B2F Cohort Corner: Marcus Michelen
At the end of his time as a Bridge to the Faculty (B2F) scholar, Marcus Michelen is sharing his insights and experiences with the program.
Michelen is a member of the inaugural 2020 B2F cohort in Mathematics, Statistics and Computer Science, which he joined after starting at UIC in 2019 as a research assistant professor in that department.
What motivated you to apply for the B2F Program?
I first heard about the B2F program while I was a postdoc (research assistant professor) at UIC in the department of Mathematics, Statistics and Computer Science. I heard about the program at lunch with a few faculty members; the department had been quite supportive of me and my work (and continues to be), and so I happily applied.
What is the focus of your work in this program?
My work during my year in the B2F program was quite in line with the work I did during my year as a postdoc as well as my first year as an assistant professor. Overall, I am a mathematician who works on probability, which means I typically work on problems related to randomness. A sequence of work — one of which was during my year in the B2F program — I’m particularly proud of is a pair of papers concerning random matrices. A consequence of this work has to do with algorithms. There are some instances of large matrices (think of a spreadsheet of data) on which many algorithms run slowly. The work I’ve been doing demonstrates that while some instances behave poorly with algorithms, if you add just a tiny bit of randomness to each element of the spreadsheet, then it very likely behaves well with algorithms.
In what ways has this program impacted your work?
This program has helped me begin my career with the ability to put research at the forefront of my work.
What are your hopes for how you will take your experiences with the B2F Program into your future professional endeavors?
The B2F program is great for helping re-balance the scales of academia, which will be an ongoing process. My experiences within the program have helped remind me that while work is happening, the academic world has a way to go towards achieving what programs like B2F set out to do.

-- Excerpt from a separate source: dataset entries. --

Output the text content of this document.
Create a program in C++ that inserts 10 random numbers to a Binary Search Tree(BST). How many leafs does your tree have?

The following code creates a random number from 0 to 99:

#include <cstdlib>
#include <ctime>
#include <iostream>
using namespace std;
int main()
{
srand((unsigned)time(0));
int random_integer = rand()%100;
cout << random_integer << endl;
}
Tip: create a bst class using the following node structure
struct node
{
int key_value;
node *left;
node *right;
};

In your opinion, what are the larger impacts of the B2F Program?
In my opinion, increasing the percentage of faculty members who look like their students helps the students as well as improves academia writ large. As a Dominican-American, the fact that UIC is a Hispanic Serving Institution and serves a significant Hispanic and Latinx student population is an aspect I appreciate about the university; the B2F program is a step towards helping the university have more faculty that reflects their student body. Of course, UIC is fortunate to serve many different types of students (not just Latinx students), and the B2F program has made progress towards having a positive impact on various groups on the UIC campus.